- Born: December 22, 1884 Louisville, Kentucky
- Died: December 26, 1966 (aged 82) Washington, D.C.
- Education: Fisk University (BA) University of Illinois (MS), (PhD)
- Occupations: Chemist; Professor;

= St. Elmo Brady =

American chemist (1884–1966)

St. Elmo Brady (December 22, 1884 – December 26, 1966) was an American chemist who was the first African American to obtain a Ph.D. in chemistry in the United States. He received his doctorate at the University of Illinois in 1916.

==Early life and education==
St. Elmo Brady was born on December 22, 1884, in Louisville, Kentucky. Greatly influenced by Thomas W. Talley, a pioneer in the teaching of science, Brady received his bachelor's degree from Fisk University in 1908 at the age of 24, and immediately began teaching at Tuskegee Institute in Alabama. Brady also had a close relationship with and was mentored by Booker T. Washington and George Washington Carver. In 1912, after his time at Tuskegee University, he was offered a scholarship to the University of Illinois to engage in graduate studies. St Elmo Brady was a member of the Alpha Phi Alpha fraternity.

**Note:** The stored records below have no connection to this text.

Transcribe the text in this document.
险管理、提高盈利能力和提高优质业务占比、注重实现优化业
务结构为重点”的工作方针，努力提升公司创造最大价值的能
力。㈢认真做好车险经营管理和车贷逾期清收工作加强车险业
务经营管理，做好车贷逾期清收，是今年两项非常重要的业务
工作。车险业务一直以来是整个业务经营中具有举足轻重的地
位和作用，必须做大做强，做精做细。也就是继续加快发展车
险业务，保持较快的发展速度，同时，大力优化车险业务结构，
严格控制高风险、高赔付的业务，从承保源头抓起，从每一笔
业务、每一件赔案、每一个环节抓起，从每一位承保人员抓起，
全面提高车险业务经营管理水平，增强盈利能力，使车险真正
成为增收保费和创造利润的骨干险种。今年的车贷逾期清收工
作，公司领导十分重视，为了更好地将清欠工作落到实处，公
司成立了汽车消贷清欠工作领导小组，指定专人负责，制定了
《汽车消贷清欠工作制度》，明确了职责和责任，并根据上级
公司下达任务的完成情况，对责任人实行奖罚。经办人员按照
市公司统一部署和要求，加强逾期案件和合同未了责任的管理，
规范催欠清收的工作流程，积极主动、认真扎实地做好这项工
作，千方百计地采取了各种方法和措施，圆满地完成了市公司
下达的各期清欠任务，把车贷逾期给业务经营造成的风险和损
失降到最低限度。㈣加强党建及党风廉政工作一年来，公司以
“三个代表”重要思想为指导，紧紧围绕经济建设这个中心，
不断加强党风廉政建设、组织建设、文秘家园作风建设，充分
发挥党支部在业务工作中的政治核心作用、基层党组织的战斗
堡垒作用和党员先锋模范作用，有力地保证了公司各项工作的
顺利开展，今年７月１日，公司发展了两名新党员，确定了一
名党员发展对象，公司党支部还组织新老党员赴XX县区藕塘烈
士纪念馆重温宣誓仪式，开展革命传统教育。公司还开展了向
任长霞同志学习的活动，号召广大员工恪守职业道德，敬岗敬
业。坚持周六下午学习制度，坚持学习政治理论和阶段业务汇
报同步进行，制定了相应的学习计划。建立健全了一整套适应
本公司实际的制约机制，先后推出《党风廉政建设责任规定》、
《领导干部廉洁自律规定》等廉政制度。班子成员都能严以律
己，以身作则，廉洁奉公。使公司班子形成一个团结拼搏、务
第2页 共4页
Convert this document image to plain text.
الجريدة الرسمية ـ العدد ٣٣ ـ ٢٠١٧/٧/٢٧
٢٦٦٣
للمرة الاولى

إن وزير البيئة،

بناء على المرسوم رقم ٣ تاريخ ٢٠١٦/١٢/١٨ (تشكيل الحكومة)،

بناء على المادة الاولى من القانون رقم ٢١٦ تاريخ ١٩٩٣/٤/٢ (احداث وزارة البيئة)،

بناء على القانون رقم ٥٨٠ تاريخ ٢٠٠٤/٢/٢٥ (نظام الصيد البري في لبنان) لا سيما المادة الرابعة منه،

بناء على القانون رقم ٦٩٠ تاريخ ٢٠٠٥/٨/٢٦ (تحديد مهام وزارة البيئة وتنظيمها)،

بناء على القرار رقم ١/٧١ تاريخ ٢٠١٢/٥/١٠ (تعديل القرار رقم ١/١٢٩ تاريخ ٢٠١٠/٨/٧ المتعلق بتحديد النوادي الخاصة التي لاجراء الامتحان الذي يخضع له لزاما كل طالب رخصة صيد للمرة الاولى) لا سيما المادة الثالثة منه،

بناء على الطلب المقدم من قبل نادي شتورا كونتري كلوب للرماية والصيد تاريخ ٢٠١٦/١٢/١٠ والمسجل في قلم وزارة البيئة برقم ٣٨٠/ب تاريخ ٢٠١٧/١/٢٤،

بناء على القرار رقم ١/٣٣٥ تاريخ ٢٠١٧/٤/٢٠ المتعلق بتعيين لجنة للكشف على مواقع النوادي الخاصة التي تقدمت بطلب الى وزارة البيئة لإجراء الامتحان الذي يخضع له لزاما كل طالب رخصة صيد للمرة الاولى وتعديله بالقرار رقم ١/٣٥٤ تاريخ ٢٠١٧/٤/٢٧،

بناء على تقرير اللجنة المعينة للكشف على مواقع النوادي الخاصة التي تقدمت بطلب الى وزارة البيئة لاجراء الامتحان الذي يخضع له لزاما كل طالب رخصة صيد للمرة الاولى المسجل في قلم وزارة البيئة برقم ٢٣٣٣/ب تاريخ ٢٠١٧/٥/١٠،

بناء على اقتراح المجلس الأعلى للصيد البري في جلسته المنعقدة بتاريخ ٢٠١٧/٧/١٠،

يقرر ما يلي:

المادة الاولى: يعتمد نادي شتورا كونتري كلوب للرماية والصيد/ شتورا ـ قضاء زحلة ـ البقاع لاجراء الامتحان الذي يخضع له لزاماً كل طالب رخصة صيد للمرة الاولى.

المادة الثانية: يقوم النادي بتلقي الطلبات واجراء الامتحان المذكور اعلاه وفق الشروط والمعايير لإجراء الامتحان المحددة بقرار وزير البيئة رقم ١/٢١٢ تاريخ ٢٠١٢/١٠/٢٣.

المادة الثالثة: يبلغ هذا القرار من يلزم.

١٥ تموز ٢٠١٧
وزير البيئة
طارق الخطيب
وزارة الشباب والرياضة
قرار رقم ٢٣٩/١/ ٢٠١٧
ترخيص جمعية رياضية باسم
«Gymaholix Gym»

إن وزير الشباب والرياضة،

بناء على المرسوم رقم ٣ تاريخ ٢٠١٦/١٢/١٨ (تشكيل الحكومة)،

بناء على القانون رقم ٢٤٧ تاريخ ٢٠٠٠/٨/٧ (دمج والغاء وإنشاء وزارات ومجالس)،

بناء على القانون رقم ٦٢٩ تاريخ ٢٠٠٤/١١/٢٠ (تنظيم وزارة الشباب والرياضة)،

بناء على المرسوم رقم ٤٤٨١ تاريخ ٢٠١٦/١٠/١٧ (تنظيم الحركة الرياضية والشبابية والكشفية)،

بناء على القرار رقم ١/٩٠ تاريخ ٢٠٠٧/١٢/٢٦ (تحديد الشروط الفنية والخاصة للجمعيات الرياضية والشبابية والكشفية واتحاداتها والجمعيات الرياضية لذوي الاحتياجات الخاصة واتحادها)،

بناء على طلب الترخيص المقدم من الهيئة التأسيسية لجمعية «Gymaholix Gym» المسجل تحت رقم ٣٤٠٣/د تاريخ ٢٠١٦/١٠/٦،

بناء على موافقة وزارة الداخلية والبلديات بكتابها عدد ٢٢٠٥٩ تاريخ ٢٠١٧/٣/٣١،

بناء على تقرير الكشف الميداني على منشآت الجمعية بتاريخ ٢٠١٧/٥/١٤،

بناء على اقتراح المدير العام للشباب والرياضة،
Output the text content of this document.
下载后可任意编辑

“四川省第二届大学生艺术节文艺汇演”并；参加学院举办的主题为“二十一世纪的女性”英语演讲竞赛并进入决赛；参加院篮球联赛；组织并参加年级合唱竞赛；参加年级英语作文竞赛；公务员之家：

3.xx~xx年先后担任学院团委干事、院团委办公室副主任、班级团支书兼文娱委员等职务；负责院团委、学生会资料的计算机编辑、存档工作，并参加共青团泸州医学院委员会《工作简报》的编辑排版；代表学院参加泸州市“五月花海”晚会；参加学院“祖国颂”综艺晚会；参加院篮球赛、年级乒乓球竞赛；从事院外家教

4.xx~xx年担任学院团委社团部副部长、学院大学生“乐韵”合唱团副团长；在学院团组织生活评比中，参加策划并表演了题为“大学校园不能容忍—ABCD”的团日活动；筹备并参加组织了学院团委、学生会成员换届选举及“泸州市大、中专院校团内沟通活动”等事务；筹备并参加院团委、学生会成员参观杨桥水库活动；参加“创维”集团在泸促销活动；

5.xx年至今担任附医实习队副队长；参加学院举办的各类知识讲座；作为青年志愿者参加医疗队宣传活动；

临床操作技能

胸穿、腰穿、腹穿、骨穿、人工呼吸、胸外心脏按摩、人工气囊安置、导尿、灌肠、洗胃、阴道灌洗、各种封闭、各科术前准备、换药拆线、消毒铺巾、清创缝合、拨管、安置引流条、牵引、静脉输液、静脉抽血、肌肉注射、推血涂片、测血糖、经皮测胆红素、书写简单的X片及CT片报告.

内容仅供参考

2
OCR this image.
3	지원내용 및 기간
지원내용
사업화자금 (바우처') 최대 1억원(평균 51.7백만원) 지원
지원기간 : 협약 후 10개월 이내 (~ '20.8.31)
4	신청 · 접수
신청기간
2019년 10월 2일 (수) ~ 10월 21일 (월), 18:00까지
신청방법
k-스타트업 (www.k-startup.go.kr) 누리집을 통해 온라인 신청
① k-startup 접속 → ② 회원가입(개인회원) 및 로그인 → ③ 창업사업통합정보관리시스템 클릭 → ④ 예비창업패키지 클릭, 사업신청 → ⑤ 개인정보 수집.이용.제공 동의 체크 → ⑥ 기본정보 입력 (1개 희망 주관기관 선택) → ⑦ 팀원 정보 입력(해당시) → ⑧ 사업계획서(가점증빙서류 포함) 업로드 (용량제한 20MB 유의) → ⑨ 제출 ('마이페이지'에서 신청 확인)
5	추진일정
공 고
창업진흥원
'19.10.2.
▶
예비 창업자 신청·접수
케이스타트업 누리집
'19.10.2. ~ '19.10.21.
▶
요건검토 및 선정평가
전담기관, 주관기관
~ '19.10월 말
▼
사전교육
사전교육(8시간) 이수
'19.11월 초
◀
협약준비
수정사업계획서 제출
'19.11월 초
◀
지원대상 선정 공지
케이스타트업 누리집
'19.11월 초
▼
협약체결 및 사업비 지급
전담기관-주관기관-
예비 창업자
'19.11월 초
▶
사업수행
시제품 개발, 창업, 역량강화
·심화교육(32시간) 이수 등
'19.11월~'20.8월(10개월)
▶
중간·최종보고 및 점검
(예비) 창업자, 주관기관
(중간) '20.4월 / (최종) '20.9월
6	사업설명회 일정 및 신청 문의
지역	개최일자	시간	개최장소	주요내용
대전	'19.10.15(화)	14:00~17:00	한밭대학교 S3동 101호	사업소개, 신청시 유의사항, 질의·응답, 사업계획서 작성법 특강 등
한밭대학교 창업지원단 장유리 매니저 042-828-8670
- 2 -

Brady published three scholarly abstracts in Science in 1914–15 on his work with Professor Clarence Derick. He also collaborated with Professor George Beal on a paper published in Journal of Industrial and Engineering Chemistry titled, "The Hydrochloride Method for the Determination of Alkaloids". Professor Brady also authored monographs entitled Household Chemistry for Girls (1916) and Elements of Metallurgy for Dental Students (1924).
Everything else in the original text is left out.